Inhibitory oligodeoxyribonucleotides (INH-ODN), also called TLR9 antagonists, are able to block downstream signaling events in TLR9-expressing cells [97,98]. Some of these INH-ODNs can also target TLR7 signaling pathways. INH-ODNs are in the early stages of testing in vitro and in vivo. They are able to inhibit activation of human pDCs and B cells in vitro, block reactive arthritis and delay development of lupus nephritis in mice [97,98]. TLR antagonists could also offer a way to lower steroid dosage and thus reduce side effects in lupus patients [99]. INH-ODNs may be an optimal specific tool to prevent activation of TLR9-expressing pDCs by DNA viruses such as EBV, which have been implicated in MS pathogenesis [100,101]. The use of TLR9 antagonists may well have a major effect on MS.
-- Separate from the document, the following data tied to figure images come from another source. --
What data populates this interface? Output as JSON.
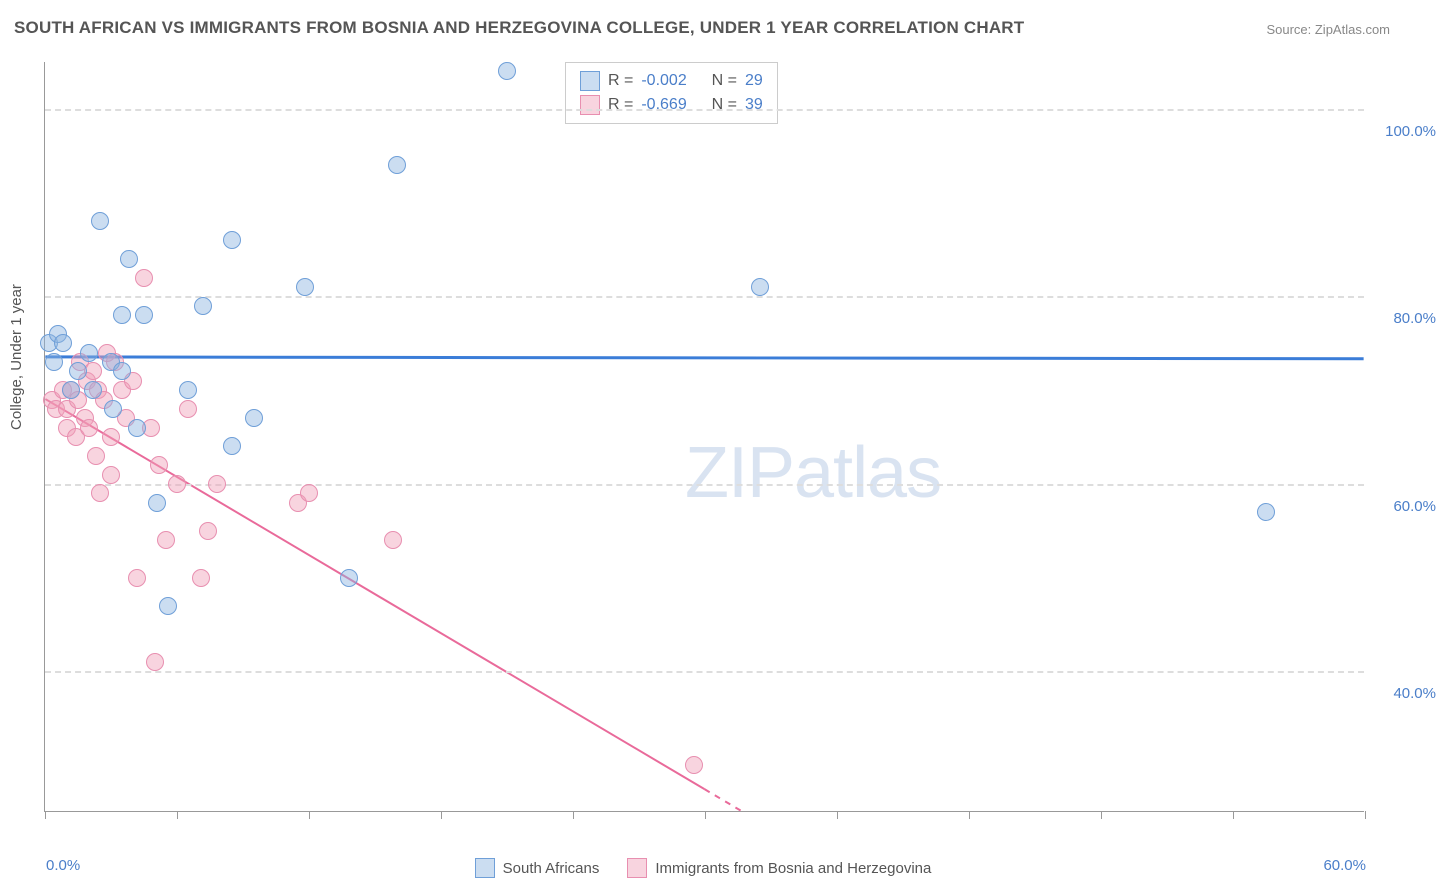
{
  "title": "SOUTH AFRICAN VS IMMIGRANTS FROM BOSNIA AND HERZEGOVINA COLLEGE, UNDER 1 YEAR CORRELATION CHART",
  "source": "Source: ZipAtlas.com",
  "yaxis_title": "College, Under 1 year",
  "watermark_bold": "ZIP",
  "watermark_light": "atlas",
  "plot": {
    "bg": "#ffffff",
    "border_color": "#999999",
    "grid_color": "#dddddd",
    "xlim": [
      0,
      60
    ],
    "ylim": [
      25,
      105
    ],
    "yticks": [
      40,
      60,
      80,
      100
    ],
    "ytick_labels": [
      "40.0%",
      "60.0%",
      "80.0%",
      "100.0%"
    ],
    "xticks": [
      0,
      6,
      12,
      18,
      24,
      30,
      36,
      42,
      48,
      54,
      60
    ],
    "x_first_label": "0.0%",
    "x_last_label": "60.0%"
  },
  "series": {
    "blue": {
      "label": "South Africans",
      "fill": "rgba(140,180,225,0.45)",
      "stroke": "#6f9fd8",
      "trend_color": "#3b7dd8",
      "trend_width": 3,
      "trend_y1": 73.5,
      "trend_y2": 73.3,
      "R": "-0.002",
      "N": "29",
      "marker_radius": 9,
      "points": [
        [
          0.2,
          75
        ],
        [
          0.4,
          73
        ],
        [
          0.6,
          76
        ],
        [
          0.8,
          75
        ],
        [
          1.2,
          70
        ],
        [
          1.5,
          72
        ],
        [
          2.0,
          74
        ],
        [
          2.2,
          70
        ],
        [
          2.5,
          88
        ],
        [
          3.0,
          73
        ],
        [
          3.1,
          68
        ],
        [
          3.5,
          78
        ],
        [
          3.5,
          72
        ],
        [
          3.8,
          84
        ],
        [
          4.2,
          66
        ],
        [
          4.5,
          78
        ],
        [
          5.1,
          58
        ],
        [
          5.6,
          47
        ],
        [
          6.5,
          70
        ],
        [
          7.2,
          79
        ],
        [
          8.5,
          86
        ],
        [
          8.5,
          64
        ],
        [
          9.5,
          67
        ],
        [
          11.8,
          81
        ],
        [
          13.8,
          50
        ],
        [
          16.0,
          94
        ],
        [
          21.0,
          104
        ],
        [
          32.5,
          81
        ],
        [
          55.5,
          57
        ]
      ]
    },
    "pink": {
      "label": "Immigrants from Bosnia and Herzegovina",
      "fill": "rgba(240,160,185,0.45)",
      "stroke": "#e88fb0",
      "trend_color": "#e96a9a",
      "trend_width": 2,
      "trend_y1": 69,
      "trend_y2_at_x": 36,
      "trend_y2": 19,
      "R": "-0.669",
      "N": "39",
      "marker_radius": 9,
      "points": [
        [
          0.3,
          69
        ],
        [
          0.5,
          68
        ],
        [
          0.8,
          70
        ],
        [
          1.0,
          68
        ],
        [
          1.0,
          66
        ],
        [
          1.2,
          70
        ],
        [
          1.4,
          65
        ],
        [
          1.5,
          69
        ],
        [
          1.6,
          73
        ],
        [
          1.8,
          67
        ],
        [
          1.9,
          71
        ],
        [
          2.0,
          66
        ],
        [
          2.2,
          72
        ],
        [
          2.3,
          63
        ],
        [
          2.4,
          70
        ],
        [
          2.5,
          59
        ],
        [
          2.7,
          69
        ],
        [
          2.8,
          74
        ],
        [
          3.0,
          65
        ],
        [
          3.0,
          61
        ],
        [
          3.2,
          73
        ],
        [
          3.5,
          70
        ],
        [
          3.7,
          67
        ],
        [
          4.0,
          71
        ],
        [
          4.2,
          50
        ],
        [
          4.5,
          82
        ],
        [
          4.8,
          66
        ],
        [
          5.0,
          41
        ],
        [
          5.2,
          62
        ],
        [
          5.5,
          54
        ],
        [
          6.0,
          60
        ],
        [
          6.5,
          68
        ],
        [
          7.1,
          50
        ],
        [
          7.4,
          55
        ],
        [
          7.8,
          60
        ],
        [
          11.5,
          58
        ],
        [
          12.0,
          59
        ],
        [
          15.8,
          54
        ],
        [
          29.5,
          30
        ]
      ]
    }
  },
  "legend": {
    "R_label": "R =",
    "N_label": "N ="
  }
}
Another potential therapeutic option would be to control pDC recruitment to the CNS through chemokine receptor antagonists, for example, antibodies against CCR7, CXCR4, CXCR5 or ChemR23. One may hypothesize that the reduction of activated pDCs in the CSF, leptomeninges and demyelinating lesions of patients with MS would attenuate the proinflammatory microenvironment. On the other hand, mature pDCs, pDCs stimulated via surface molecules BDCA-2 and ILT-7 [36], and alternatively activated pDCs [102,103] promote tolerance. Increased expression of IDO in activated pDCs promotes generation of FoxP3⁺ Tregs in vitro [104,105].

Conclusion

Although many questions need to be addressed, modulation of pDC function has become a possible approach to restore impaired immune regulation in MS. Nevertheless, the exact role of these complicated cells in MS remains to be defined; the rationale for pDC transfusion as well as the need of pharmacological treatments affecting pDC function in MS have to be determined.

Future perspective

It is expected that the role of pDCs in MS will be more precisely defined in the near future. This will lead to clinical trials targeting specific molecules to modulate pDC functions.

Executive summary.

Characterization of plasmacytoid dendritic cells

• ▪Plasmacytoid dendritic cells (pDCs) are specialized APCs.
• ▪Compared with other APCs, pDCs express a high level of TLR9 and produce large amounts of type I interferon and other proinflammatory cytokines and chemokines upon stimulation with viral pathogens.
• ▪pDCs regulate both innate and adaptive immune responses.

Involvement of pDCs in human diseases

• ▪pDCs have been implicated in the pathogenesis of many human diseases.

pDCs in multiple sclerosis

• ▪pDCs are present in the cerebrospinal fluid, leptomeninges and demyelinating lesions of patients with multiple sclerosis (MS) and their concentration is increased in the cerebrospinal fluid of MS patients during an exacerbation.
• ▪The exact role of pDCs in MS is not clear. They have both pathogenic and protective functions in MS. More than 1200 genes are differentially expressed in pDCs of MS patients compared with healthy subjects.

pDCs as potential therapeutic targets in MS

• ▪There are multiple pharmacological options to target pDCs and modulate their functions.
• ▪The exact role of these complicated cells in MS has to be determined before clinical trials specifically targeting pDCs are initiated.